Environmental DNA is not the only method the Conservancy uses to find rare amphibians. To collect population and habitat data, the Conservancy sweeps a mesh seine through many ponds on the Preserve on an annual basis. Two scientists stand on either side of the 8 foot by 4 foot net, holding the vertical poles at either end, and quickly walk through the pond while poking the poles at the bottom to drag the net across the sediment and pull up as many aquatic species as possible. When they get to the other side, they hold the net horizontally at the surface of the water and take a count of the larvae of each species.

Each method has benefits and drawbacks. Dipnetting is the current standard for tracking pond populations, required by the US Fish and Wildlife Service, while eDNA is being analyzed as a comparative method for targeting species detection. 

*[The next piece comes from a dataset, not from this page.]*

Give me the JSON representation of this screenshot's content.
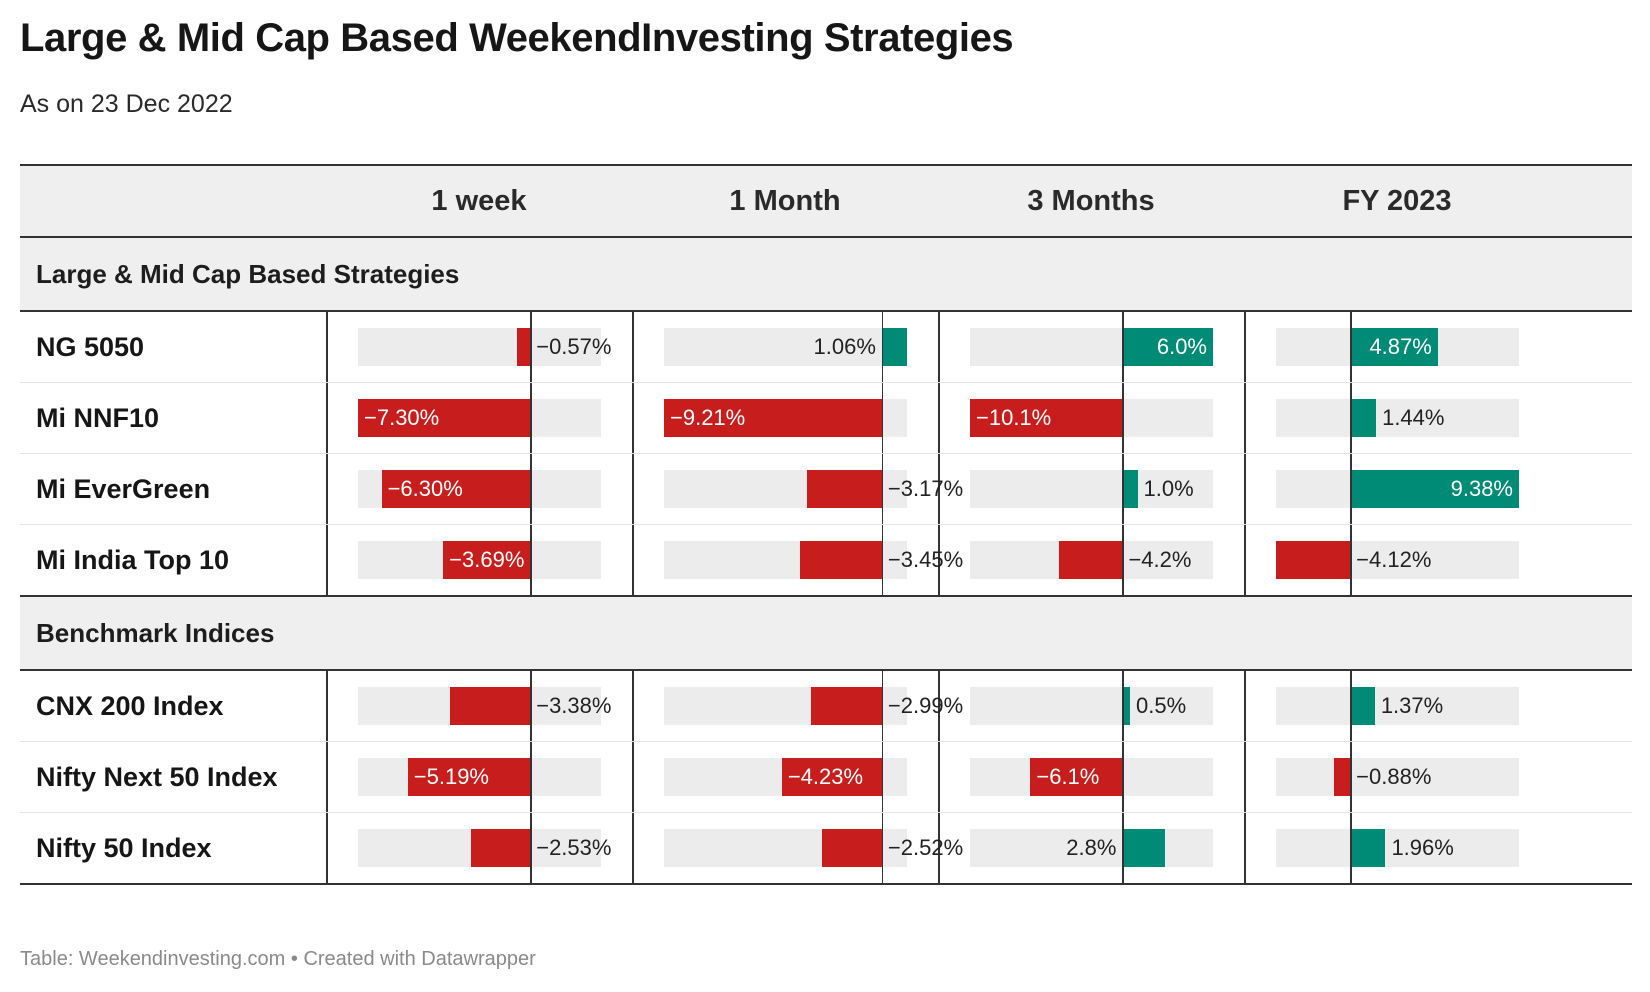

Although it is a more disruptive research method (as the scientists are required to walk through the pond, mix up the sediment, and directly handle the wildlife), dipnetting helps researchers understand where the animals are in their lifecycle, how many there are, and gives us a deeper look into habitat quality indicators like the abundance of invertebrate larvae. While dipnetting and seining will remain important methods in the future, eDNA is emerging as a practical way to establish the presence or absence of a species. 

A California Red-legged Frog tadpole is raised from the net, counted, and then returned to the pond. Photo by Alix Soliman.

Additionally, eDNA takes less time and requires fewer hands, making it a more cost effective option for endangered species detection. “We have over 30 ponds on the property and a number of ephemeral water features that could support these species. In 2022, eDNA testing has allowed us to sample nearly all of these habitats for the presence of our threatened amphibian species, a feat we could have never accomplished with dipnetting alone in a single year in the past,” Dr. Woodward said.

So, when our research question boils down to, “are California Tiger Salamanders here or not?” eDNA has considerable potential to improve detection, allowing the Conservancy to rapidly adapt our pond management to best conserve these threatened amphibians.

To date, scientists across the world have used eDNA to detect whales and dolphins in the Atlantic, find extinct animals from the Pleistocene Epoch using cave soils in Arizona, uncover a mid-Holocene plant community in the Quelccaya Ice Cap in Peru, and have adapted the method to detect COVID-19 in the air and human wastewater. The limits of eDNA have yet to be reached, and the threatened amphibian detection project on The Santa Lucia Preserve is helping test its power in the field of conservation.